ILS AVAIENT 20 ANS EN 1914 – Edouard BOUFFLET de Mesnil-Martinsart à Vecquemont

Né le 2 mars 1889, Edouard BOUFFLET est le fils d’Ernest BOUFFLET et de Marie DARRAS.

Ernest et Marie sont originaires du Nord-Est du département de la Somme. Ernest est né à Mesnil-Martinsart et Marie à Beaumont-Hamel, deux villages situés au Nord de la ville d’Albert, à proximité du département du Pas-de-Calais.

Ernest et Marie s’aiment. Argentine, née le 18 novembre 1878, est le fruit de cet amour. Pour « régulariser » la situation et permettre à l’enfant de porter le nom de son père, les deux jeunes adultes se marient quelques mois plus tard. Le mariage a lieu à Beaumont-Hamel, village de la jeune fille, puis la petite famille s’installe à Mesnil-Martinsart. Ernest y est charpentier.

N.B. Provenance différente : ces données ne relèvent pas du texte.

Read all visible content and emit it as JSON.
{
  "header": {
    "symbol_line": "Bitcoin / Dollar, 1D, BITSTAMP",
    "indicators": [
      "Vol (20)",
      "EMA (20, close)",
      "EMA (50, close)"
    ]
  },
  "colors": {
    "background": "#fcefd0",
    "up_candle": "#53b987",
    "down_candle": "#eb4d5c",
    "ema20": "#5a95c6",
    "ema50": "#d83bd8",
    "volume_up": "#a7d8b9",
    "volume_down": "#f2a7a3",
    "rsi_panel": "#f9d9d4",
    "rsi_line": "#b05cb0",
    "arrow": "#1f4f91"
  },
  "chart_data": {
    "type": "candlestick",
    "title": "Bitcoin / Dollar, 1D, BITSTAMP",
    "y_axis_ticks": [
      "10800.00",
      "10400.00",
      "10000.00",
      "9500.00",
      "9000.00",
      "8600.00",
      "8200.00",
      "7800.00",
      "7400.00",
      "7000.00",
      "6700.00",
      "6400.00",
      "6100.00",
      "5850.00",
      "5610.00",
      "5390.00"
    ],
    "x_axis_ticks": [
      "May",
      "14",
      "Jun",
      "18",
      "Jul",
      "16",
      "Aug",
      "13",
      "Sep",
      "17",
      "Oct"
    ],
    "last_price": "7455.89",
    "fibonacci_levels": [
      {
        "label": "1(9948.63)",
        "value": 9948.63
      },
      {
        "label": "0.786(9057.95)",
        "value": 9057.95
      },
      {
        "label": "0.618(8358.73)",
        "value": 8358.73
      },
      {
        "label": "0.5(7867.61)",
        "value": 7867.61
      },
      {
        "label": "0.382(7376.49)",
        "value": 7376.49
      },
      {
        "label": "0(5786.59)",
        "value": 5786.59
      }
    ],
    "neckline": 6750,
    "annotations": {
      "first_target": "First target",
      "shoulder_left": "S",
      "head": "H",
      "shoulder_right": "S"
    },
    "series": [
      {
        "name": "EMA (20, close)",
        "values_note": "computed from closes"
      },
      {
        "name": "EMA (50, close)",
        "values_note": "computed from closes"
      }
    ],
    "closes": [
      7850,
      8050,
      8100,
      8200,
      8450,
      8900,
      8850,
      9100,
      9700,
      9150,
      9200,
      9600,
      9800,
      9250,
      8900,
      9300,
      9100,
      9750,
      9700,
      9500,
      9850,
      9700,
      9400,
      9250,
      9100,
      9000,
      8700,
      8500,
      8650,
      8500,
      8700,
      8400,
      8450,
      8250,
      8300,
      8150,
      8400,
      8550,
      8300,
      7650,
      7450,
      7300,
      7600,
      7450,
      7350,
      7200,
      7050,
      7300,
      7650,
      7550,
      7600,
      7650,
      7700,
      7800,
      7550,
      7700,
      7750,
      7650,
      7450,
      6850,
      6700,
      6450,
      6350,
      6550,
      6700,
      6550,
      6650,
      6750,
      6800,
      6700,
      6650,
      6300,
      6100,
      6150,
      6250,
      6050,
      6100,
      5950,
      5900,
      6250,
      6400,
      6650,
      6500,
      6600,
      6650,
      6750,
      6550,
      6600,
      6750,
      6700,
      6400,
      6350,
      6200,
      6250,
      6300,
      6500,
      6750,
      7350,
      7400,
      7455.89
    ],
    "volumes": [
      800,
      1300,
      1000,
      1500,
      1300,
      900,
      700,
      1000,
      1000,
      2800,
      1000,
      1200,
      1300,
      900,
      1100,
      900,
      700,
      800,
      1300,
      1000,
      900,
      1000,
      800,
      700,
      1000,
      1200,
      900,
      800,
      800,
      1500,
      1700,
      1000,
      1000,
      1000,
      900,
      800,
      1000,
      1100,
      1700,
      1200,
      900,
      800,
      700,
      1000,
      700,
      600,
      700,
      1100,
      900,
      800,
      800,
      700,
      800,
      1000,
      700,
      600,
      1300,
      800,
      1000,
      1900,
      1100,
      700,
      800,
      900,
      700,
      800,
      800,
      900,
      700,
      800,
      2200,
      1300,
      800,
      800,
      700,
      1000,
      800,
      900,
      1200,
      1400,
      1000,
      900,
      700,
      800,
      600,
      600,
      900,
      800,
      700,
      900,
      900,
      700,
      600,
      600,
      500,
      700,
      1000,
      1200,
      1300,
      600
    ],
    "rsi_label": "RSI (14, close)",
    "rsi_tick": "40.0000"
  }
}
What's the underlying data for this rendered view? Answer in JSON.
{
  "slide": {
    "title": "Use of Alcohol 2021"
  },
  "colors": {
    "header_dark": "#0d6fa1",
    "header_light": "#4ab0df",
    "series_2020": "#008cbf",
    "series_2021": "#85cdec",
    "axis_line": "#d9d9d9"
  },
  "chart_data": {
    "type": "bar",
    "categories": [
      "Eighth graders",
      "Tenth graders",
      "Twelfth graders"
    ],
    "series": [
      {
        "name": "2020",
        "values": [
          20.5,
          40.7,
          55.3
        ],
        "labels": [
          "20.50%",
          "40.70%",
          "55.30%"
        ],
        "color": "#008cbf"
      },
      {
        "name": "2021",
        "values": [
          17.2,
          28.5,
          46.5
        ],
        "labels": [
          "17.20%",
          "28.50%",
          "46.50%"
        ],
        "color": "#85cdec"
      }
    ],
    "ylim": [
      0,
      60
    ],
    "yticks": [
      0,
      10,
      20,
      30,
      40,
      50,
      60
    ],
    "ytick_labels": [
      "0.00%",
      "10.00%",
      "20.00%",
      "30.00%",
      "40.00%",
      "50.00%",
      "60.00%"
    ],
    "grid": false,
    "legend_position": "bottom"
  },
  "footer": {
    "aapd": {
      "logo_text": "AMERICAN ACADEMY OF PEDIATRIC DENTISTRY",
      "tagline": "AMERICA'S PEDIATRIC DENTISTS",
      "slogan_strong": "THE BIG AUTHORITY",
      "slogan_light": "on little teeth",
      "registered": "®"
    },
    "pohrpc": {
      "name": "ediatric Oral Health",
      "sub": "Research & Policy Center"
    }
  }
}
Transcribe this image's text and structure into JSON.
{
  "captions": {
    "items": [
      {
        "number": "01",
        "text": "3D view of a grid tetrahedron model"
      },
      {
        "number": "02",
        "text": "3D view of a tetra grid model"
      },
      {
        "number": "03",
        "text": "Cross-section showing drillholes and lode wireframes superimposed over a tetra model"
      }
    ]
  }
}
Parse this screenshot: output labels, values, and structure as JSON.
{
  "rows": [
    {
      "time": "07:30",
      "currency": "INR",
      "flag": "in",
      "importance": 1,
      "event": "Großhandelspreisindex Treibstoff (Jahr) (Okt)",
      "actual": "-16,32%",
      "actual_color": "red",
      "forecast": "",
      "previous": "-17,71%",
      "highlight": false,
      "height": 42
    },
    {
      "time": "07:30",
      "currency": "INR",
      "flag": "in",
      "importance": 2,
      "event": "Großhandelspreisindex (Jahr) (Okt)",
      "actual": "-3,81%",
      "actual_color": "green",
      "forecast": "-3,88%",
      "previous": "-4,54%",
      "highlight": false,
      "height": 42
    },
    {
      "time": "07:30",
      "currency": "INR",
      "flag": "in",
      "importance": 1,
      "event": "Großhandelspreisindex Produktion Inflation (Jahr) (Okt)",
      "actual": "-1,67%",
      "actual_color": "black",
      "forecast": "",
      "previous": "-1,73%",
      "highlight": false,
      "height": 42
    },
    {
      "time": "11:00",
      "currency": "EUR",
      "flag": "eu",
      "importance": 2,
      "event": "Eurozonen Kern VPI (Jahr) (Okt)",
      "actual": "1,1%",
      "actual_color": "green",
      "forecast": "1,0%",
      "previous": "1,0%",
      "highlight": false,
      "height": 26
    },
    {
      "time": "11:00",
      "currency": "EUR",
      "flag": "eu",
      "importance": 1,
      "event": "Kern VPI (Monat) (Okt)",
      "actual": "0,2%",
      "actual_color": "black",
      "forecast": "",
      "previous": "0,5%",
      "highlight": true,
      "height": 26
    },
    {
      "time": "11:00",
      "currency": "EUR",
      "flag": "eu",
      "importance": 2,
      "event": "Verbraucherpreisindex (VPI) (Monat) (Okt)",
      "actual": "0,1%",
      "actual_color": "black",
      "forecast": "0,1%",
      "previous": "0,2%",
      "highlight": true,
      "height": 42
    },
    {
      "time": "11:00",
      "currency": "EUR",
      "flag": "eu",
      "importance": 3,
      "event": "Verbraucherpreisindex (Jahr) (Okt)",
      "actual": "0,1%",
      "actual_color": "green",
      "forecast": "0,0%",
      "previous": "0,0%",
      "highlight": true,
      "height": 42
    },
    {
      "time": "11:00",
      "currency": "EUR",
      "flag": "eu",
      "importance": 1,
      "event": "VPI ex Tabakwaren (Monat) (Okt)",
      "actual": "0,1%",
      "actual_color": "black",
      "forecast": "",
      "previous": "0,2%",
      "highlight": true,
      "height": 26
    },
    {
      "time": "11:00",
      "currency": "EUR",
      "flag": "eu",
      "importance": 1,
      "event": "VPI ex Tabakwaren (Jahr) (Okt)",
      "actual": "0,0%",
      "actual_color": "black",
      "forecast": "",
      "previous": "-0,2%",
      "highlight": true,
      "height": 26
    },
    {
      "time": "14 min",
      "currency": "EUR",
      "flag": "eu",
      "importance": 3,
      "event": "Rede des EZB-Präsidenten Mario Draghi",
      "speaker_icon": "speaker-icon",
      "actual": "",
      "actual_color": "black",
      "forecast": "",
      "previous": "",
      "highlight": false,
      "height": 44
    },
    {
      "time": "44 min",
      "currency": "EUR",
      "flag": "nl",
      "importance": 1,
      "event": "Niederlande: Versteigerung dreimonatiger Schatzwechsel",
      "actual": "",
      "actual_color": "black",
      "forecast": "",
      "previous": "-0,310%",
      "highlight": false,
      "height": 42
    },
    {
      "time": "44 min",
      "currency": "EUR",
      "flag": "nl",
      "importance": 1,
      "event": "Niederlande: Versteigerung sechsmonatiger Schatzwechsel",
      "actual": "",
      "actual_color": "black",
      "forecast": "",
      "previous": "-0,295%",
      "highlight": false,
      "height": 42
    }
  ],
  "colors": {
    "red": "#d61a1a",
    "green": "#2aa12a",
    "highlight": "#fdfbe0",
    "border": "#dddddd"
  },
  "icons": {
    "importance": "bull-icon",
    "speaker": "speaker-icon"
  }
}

Neuf mois après leur arrivée naît Lucien. Dans la petite maison de la Rue d’Auchonvillers à Mesnil-Martinsart, la fratrie s’agrandit encore avec l’arrivée de Louise en 1883, de Clémence en 1887 qui meurt en très bas âge, Edouard en 1889, Henri en 1890 puis Eugénie et Alice. Quand Louis, le dernier enfant de la fratrie, naît en 1902, Lucien, l’aîné des garçons, âgé de 19 ans, a déjà quitté le domicile familial. Quant à Argentine, l’aînée de la fratrie, elle est déjà mariée. Elle a épousé en 1896 Denis LEFRANC, un Amiénois.

Louise BOUFFLET, la sœur aînée d’Edouard, quitte le village de Mesnil-Martinsart. Elle a rencontré l’amour à Bussy-les-Daours. Bussy est un petit village agricole situé près de Vecquemont et de Daours, dans la Vallée de la Somme, entre Corbie et Amiens. Louise épouse Charles UCHART, charretier dans la ferme LENGELLE de Daours. Louise et Charles UCHART s’installent dans la Rue d’En Bas à Vecquemont. Edouard BOUFFLET y rejoint sa sœur. Il loge avec le jeune couple et devient journalier agricole dans les fermes de Daours et de Vecquemont.   

Lucien, le frère aîné de Louise et d’Edouard, arrive également à Vecquemont quelques mois plus tard. Alors qu’il était précédemment ouvrier mécanicien, il devient journalier agricole, comme l’est son frère Edouard. Après un passage par Englebelmer où il a rencontré son épouse Stéphanie puis quelques mois vécus à Liévin, Lucien s’installe à Vecquemont avec Stéphanie.

A 20 ans, Edouard est convoqué devant le Conseil de Révision du canton d’Albert. Il est affecté au 156e Régiment d’Infanterie de Toul. Démobilisé le 16 novembre 1912, il revient à Vecquemont. Edouard n’obtient pas le certificat de bonne conduite à l’issue de ses deux années sous les drapeaux, mais ça lui importe peu. Pour travailler dans les fermes de Daours et de Vecquemont, on ne lui réclame aucun certificat…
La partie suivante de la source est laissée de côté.